Parameter Default Proposed
max_alt_alleles_in_normal_count 1 10000000
max_alt_allele_in_normal_fraction 0.03 0.10

These more relaxed settings inevitable lead to an increased number of false positives. We filter those using custom filters (described below).

## Motivation¶

The IGV screenshot below shows an example of a variant in TP53 which is not called by MuTect2 with default parameters. The allele frequency in the tumor sample is 58% (1528/2634). However, the variant is filtered out by MuTect2, because it fails both filters above. The allele frequency in the normal sample is 1.1% (21/1920).

## Downstream Filters¶

MuTect2 with standard makes many false positive calls in noisy regions, and this only gets worse with the relaxed paramter settings. For example, the TSC1 variant in the screenshot below is not filtered by MuTect2, although it is clearly noise.

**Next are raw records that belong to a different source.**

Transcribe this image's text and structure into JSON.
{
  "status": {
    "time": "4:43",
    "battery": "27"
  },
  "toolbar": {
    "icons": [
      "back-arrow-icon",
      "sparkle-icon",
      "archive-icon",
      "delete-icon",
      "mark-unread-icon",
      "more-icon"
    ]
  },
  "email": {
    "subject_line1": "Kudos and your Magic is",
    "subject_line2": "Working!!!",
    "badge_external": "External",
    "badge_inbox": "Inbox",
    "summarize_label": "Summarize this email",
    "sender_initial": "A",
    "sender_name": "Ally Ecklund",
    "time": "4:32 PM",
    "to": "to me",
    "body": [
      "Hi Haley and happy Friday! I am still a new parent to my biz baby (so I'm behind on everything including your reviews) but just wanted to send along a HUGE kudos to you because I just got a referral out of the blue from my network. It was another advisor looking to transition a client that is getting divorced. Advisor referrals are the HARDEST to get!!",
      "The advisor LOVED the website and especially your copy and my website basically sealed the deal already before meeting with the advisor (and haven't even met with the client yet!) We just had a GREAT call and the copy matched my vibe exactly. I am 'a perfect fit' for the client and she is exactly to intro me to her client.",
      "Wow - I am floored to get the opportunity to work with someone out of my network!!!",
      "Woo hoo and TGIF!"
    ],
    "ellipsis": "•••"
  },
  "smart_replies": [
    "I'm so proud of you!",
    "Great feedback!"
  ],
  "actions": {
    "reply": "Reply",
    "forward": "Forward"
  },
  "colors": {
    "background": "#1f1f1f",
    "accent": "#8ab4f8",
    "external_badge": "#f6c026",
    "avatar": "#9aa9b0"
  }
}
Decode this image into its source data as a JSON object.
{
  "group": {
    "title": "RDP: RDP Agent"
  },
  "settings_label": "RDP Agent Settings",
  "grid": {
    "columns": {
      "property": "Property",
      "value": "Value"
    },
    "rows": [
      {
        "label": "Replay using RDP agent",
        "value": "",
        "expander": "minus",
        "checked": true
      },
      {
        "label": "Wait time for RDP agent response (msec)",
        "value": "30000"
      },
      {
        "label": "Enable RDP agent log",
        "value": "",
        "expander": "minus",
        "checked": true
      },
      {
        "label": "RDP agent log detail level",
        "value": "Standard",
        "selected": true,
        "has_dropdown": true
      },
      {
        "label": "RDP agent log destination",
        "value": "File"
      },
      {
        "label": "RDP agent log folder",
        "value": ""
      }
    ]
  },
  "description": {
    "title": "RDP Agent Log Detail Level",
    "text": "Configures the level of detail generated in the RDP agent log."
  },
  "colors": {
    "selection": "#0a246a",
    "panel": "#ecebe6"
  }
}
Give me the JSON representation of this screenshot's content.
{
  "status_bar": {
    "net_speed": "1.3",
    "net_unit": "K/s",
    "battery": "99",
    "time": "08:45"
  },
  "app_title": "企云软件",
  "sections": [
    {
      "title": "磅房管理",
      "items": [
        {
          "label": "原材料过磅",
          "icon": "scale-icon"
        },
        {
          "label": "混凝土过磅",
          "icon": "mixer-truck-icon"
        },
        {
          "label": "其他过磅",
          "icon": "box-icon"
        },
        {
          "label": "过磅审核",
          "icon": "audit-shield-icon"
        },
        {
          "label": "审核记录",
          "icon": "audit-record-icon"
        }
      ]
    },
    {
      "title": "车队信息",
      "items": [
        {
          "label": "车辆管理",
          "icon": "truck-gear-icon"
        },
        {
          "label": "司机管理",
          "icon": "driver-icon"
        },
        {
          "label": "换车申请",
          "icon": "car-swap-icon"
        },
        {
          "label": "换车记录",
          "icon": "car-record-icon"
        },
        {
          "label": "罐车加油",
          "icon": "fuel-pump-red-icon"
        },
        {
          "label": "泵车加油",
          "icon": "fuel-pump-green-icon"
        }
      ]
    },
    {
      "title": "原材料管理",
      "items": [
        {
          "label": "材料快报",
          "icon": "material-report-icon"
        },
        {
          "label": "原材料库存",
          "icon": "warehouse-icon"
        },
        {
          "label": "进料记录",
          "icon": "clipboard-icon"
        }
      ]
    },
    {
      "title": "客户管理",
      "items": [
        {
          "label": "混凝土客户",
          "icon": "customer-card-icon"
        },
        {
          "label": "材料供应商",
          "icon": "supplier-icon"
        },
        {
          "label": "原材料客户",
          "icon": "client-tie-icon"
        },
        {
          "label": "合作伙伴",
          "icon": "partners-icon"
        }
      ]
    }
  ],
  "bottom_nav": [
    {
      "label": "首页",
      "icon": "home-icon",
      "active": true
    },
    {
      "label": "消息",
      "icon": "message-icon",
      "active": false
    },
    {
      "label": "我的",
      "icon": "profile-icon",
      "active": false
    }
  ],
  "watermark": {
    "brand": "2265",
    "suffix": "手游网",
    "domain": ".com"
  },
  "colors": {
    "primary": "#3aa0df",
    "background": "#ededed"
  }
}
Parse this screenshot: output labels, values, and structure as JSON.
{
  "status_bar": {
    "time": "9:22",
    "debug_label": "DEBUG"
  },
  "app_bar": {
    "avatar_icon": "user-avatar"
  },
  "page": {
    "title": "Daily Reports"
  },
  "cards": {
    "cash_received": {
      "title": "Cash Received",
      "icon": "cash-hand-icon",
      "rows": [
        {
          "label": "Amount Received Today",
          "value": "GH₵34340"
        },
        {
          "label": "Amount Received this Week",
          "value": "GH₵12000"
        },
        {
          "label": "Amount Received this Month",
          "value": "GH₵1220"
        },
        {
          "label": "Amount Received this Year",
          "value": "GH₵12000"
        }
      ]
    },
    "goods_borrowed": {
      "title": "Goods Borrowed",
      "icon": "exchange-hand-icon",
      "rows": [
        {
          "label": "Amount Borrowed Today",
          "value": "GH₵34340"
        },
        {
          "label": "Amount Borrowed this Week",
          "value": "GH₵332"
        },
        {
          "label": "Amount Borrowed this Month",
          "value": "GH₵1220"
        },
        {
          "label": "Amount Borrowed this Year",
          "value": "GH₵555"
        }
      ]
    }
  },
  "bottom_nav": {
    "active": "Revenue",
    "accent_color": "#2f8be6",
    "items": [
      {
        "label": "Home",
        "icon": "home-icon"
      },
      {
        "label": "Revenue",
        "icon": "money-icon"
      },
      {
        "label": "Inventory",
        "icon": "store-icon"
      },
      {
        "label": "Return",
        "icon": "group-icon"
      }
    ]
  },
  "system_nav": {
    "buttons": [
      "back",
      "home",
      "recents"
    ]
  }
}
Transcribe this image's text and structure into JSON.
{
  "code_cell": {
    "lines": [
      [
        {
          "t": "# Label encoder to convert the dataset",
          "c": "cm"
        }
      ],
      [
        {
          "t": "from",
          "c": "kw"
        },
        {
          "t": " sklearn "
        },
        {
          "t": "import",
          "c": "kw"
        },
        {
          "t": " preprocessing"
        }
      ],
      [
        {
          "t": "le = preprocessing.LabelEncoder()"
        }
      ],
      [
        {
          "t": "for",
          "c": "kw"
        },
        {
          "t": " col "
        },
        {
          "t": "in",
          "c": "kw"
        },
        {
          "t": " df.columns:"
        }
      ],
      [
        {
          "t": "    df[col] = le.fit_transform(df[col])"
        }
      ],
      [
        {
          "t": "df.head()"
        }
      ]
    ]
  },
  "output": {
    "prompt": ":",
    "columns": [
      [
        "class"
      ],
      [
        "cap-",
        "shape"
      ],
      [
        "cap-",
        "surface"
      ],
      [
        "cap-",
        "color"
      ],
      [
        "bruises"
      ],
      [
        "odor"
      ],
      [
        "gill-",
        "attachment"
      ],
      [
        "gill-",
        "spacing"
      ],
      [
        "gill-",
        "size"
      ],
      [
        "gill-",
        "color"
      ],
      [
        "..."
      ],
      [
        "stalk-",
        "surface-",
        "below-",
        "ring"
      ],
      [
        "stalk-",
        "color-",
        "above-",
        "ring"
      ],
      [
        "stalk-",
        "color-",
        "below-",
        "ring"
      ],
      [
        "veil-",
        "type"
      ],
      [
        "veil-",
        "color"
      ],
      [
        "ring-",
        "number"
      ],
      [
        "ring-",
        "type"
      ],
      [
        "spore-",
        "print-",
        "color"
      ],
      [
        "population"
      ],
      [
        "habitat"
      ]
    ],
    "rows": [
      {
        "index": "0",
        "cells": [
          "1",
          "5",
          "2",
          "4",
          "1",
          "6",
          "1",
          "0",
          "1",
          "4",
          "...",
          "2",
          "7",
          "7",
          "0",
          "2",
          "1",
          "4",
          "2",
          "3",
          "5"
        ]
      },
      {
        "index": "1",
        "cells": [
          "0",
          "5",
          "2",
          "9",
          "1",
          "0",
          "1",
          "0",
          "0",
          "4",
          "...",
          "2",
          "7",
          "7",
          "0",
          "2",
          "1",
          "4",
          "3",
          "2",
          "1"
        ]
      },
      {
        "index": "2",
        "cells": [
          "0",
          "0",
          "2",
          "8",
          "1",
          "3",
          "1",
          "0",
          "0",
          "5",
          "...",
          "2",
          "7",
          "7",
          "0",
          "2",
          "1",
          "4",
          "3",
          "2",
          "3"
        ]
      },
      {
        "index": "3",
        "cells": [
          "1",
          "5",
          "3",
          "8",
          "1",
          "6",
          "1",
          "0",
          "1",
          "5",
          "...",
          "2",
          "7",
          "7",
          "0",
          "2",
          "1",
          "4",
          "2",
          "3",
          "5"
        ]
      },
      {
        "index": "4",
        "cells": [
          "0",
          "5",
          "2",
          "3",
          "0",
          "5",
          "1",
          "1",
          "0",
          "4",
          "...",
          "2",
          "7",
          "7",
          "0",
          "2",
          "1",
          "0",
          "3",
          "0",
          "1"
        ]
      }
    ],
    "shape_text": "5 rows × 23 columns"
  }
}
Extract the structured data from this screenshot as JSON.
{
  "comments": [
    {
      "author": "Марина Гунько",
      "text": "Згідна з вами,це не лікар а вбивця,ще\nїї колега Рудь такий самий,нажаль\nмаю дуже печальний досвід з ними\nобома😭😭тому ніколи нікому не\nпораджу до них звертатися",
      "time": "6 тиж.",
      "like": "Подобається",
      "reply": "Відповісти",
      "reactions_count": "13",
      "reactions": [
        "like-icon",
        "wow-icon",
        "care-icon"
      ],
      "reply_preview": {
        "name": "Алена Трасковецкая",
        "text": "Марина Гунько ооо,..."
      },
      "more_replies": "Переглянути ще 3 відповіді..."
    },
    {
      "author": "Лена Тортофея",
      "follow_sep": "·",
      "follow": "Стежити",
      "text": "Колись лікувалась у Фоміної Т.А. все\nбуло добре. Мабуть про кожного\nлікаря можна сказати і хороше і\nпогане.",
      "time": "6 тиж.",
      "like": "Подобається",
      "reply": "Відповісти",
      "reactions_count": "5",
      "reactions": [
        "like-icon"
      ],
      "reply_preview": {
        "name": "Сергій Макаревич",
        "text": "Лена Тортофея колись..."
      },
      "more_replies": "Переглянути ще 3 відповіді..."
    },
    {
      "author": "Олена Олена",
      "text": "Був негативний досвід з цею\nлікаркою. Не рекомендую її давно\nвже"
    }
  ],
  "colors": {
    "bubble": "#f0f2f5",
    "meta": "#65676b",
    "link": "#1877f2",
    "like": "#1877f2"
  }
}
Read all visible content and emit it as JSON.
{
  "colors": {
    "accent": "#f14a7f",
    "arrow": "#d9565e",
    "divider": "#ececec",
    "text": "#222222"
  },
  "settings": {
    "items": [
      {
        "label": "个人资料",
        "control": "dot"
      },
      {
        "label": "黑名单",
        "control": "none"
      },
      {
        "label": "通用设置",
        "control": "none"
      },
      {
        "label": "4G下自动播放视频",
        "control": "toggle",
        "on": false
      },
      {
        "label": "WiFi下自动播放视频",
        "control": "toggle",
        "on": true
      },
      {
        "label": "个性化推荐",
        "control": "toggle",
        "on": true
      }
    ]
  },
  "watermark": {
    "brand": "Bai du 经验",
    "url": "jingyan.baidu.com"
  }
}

Another typical cause of false positives is similar allele frequencies in tumor and normal. MuTect2 will call variants in the tumor sample as somatic, as long as their frequencies in the normal sample are not above the 10% cut-off. In some cases, we therefore end up calling variants with higher allele frequencies in the normal than in the tumor as somatic.

To deal with the issue of false positives, we propose the following two metrics calculated from info in the MuTect2 VCF files:

$\begin{split}S_{AF} = \begin{cases}1-\frac{AF_{normal}}{AF_{tumor}}&\text{if}\quad AF_{tumor}>AF_{normal}\\0&\text{otherwise}\end{cases}\\[12pt] S_{QSS} = \begin{cases}\frac{QSS_{tumor}}{AD_{tumor}}&\text{if}\quad AD_{tumor}>0\\0&\text{otherwise}\end{cases}\end{split}$

We have found that filtering samples not meeting these three criteria:

$AF_{tumor} > 0.02,\quad S_{QSS} > 20,\quad\text{and}\quad S_{AF} > 0.75$

effectively eliminates all false positives and never removes genuine variants.

The rationale behind these values is as follows: The QSS score is the average base quality of variant bases. If this is below 20, the region is very noisy, and the variant is not likely to be genuine. Furthermore, note that $$S_{AF} > 0.75$$ is equivalent to $$AF_{tumor} > 4\cdot AF_{normal}$$, which means that a variant with a “high” frequency in the normal sample is not called as somatic, unless its frequency in the tumor sample is “much” higher.